Former Ecker Hill teacher accused of sexual communication with student |

Former Ecker Hill teacher accused of sexual communication with student

Derek Spitzer, a former music teacher at Ecker Hill Middle School, is facing felony charges stemming from accustations that he sent several sexually explicit emails to a 13-year-old student between October, 2015, and January. The Park City School District fired Spitzer Jan. 12 after the student brought the allegations to light. (Courtesy of the Summit County Attorney's Office)

A former music teacher at Ecker Hill Middle School is facing four felony charges for alleged inappropriate communications with a student that spanned approximately four months.

According to documents filed in 3rd District Court, Derek Spitzer, 53, is charged with: solicitation to commit sodomy upon a child and solicitation to commit aggravated sexual abuse of a child, both first-degree felonies, as well as second- and third-degree counts of enticing a minor by Internet or text.

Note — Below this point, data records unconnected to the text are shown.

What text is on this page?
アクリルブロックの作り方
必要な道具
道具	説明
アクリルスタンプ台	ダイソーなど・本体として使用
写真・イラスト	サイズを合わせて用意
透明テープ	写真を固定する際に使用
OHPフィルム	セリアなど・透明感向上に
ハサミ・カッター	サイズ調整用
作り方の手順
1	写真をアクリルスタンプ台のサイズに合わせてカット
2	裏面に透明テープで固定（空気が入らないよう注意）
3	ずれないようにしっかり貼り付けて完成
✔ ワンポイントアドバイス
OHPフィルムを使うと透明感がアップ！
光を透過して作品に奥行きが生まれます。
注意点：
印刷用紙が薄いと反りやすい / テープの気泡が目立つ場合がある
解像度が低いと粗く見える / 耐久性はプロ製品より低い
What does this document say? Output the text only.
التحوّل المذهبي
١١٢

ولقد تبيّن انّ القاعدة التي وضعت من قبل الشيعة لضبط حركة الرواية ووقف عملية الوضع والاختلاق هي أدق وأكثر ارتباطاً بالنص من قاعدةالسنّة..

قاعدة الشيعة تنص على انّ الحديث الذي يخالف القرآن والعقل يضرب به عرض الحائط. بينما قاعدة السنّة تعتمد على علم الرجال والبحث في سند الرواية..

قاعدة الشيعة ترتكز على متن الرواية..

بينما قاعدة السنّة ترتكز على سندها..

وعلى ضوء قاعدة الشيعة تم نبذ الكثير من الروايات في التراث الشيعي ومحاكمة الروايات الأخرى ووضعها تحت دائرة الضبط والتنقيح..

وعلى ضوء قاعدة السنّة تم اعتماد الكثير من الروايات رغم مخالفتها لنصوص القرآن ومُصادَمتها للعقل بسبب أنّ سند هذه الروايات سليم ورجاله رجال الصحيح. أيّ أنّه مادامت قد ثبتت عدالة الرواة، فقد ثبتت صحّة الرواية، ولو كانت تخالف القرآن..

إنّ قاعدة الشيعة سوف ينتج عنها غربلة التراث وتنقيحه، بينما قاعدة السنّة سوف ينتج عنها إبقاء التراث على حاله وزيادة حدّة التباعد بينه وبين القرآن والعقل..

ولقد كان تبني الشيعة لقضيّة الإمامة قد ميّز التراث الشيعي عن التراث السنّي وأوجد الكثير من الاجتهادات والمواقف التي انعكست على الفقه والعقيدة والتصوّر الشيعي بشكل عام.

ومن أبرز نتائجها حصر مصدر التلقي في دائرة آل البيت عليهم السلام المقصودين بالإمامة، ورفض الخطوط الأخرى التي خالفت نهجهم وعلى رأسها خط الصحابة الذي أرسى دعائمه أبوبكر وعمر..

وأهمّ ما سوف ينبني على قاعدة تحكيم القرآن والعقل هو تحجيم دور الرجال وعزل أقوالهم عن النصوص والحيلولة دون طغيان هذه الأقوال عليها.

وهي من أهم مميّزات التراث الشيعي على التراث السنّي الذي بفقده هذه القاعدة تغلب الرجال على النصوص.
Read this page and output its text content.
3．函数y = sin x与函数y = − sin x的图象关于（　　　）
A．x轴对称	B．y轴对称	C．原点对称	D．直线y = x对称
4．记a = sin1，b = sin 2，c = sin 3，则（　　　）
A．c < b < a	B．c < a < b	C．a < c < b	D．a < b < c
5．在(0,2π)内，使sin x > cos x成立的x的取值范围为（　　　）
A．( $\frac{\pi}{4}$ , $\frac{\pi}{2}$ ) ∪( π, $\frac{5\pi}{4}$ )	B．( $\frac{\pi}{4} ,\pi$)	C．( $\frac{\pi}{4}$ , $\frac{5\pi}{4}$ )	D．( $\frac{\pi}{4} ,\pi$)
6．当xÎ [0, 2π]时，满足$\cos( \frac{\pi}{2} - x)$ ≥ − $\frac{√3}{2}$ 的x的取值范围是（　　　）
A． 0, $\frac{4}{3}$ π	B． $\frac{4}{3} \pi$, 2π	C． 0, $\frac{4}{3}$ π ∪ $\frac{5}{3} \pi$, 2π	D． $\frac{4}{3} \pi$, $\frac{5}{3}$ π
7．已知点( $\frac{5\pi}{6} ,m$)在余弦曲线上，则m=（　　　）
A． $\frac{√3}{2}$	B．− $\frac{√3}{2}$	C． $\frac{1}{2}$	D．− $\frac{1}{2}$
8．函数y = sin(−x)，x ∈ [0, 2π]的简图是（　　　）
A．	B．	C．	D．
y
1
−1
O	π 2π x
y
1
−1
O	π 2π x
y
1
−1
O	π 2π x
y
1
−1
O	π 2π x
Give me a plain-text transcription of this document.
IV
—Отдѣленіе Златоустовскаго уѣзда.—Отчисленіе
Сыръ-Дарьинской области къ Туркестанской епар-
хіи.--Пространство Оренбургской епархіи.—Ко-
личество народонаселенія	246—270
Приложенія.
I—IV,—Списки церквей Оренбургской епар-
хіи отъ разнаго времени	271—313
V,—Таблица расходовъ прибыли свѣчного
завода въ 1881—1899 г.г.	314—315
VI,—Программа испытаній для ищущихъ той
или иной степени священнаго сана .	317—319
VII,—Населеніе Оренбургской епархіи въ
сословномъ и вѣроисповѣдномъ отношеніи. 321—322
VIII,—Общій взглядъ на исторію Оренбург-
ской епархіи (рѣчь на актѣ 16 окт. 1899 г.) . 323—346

The allegations against Spitzer first came to light earlier this month when the accuser, an Ecker Hill student, showed a school counselor a series of sexually explicit emails Spitzer had allegedly sent the student, according to a probable cause statement filed in court. The Park City School District said in a statement that it then notified the Summit County Sheriff’s Office and placed Spitzer on leave. Spitzer was fired Jan. 12 after the district conducted an internal investigation.

According to the probable cause statement, Spitzer and the student allegedly shared approximately 500 emails on school computers between October, 2015, and January. Tim McConnell, the Park City School District’s associate superintendent of human resources, told The Park Record that the district’s internal investigation revealed that the vast majority of the correspondence was from Spitzer to the student and that Spitzer "inundated" the student with emails.

Spitzer is accused of using the emails to ask the student sexual questions as part of a fake study on male sexuality by the Kinsey Institute. Spitzer allegedly gave the student $50 for participating in the fictitious study.

As time wore on, the emails escalated in inappropriate nature, with Spitzer allegedly eventually soliciting the student for sexual activity and asking the student to accompany him on a trip to Las Vegas. The probable cause statement claims that Spitzer used his position as a teacher to "groom" and establish a rapport with the student.

The police took Spitzer into custody Tuesday, according to the district statement. His initial appearance in court is scheduled for Monday, Feb. 1. Utah state court records do not indicate that Spitzer had ever previously been in trouble with the law.

Joy Natale, a prosecutor for the Summit County Attorney’s Office, said the investigation of Spitzer is ongoing. As of Wednesday, there was no evidence that he had engaged in inappropriate behavior with any other students. Natale encouraged anyone else with information regarding accusations against Spitzer to contact the attorney’s office or the Summit County Sheriff’s Office.

McConnell said that Spitzer had taught in the district for 13 years. A substitute teacher has taken over his duties at Ecker Hill, and the district expected to begin seeking a long-term replacement by next week.

This is at least the third incident in the last two school years in which an employee of the Park City School District has been charged with a crime that was sexual in nature. In 2014, Jose Maria Ardanaz Ezcurdia, a former dual-language immersion teacher at Parley’s Park Elementary, was federally indicted on allegations of child porn possession. In September, Michael Heagren, the district’s former financial manager, was also charged with child porn possession. According to court documents, the case against him is in pretrial.

Ember Conley, the district’s superintendent, said in an email statement to The Park Record that ensuring the safety of students is a top priority.

"As the district leader, I take our students’ safety very seriously," she said. "As a parent, I am constantly monitoring my children’s use of technology. Because we have had training and informational sessions for our students and staff, this situation was brought to our attention, although not in as timely a manner as we would have hoped for. "In addition, we have restrictive filters on our Internet. With this situation, we would have had to have been randomly searching this individual’s use of email for specific content. We are, however, working to improve and expand our ability to conduct more effective random and periodic checks of electronic communications for inappropriate content with school district technologies."